The easiest and best way to have friends is to start being our own friend.
What do we want in a friend? Do we look for someone who accepts us as we are, someone who doesn't constantly criticize and complain, someone who enjoys what we enjoy and is a good companion, someone who encourages us in our endeavours and listens calmly and compassionately when we are sorting through things?
If we ask for these qualities and more in our friends, do we ask for them in ourselves?
Do we give ourselves acceptance? Do we refrain from constantly criticizing and complaining about ourselves, our lives, others? Do we encourage ourselves and extend ourselves calm compassion?
When we start developing these qualities in ourselves, we then start to see them reflected in others.
When we start being friends, real friends, to ourselves and to others, our friends become real friends, too.
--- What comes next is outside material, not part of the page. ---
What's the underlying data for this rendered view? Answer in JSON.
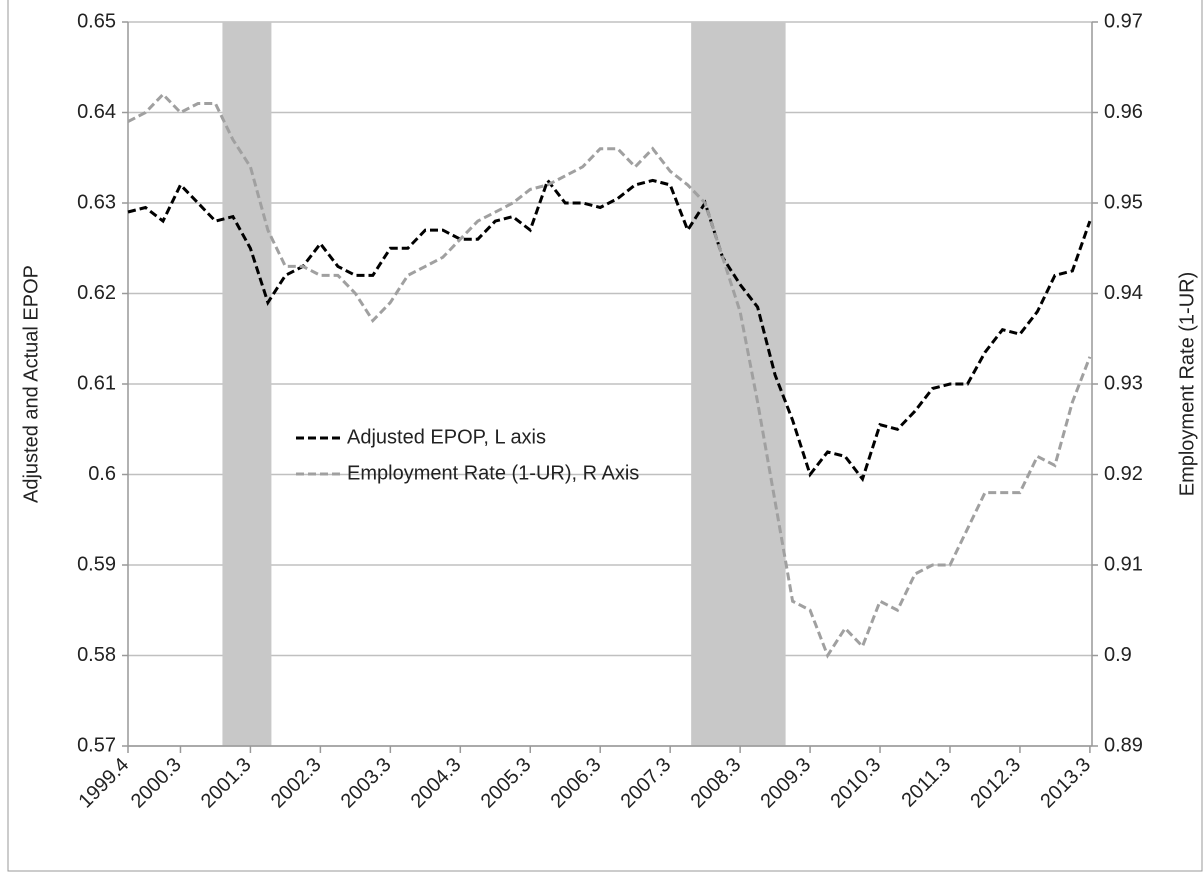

As we begin to learn to accept ourselves, to be supportive and encouraging to ourselves, our friends begin to reflect that acceptance and that supportive encouragement. If our previous friends are incapable of being real friends, they lose interest in us, and we start attracting those with the capacity for real friendship.
Going about being a good friend to ourselves is simple and direct, actually easy, in the true ease of easy: we develop in ourselves that which we may formerly have sought in others.
This is real freedom, for we no longer need to depend on looking outside of ourselves for what we want and feel we need.
We don't have to agonize over what others think of us when we free ourselves to be what we'd like to see in others. Because we open ourselves to our best and give ourselves approval and acceptance, we're free to go about our lives without chronic anxiety, without fretting over what others may think of us.
Freedom is doing both what we must do and what we want to do with equanimity.
And freedom unfolds most easily and effectively when we open ourselves to be the best we would love to see in others.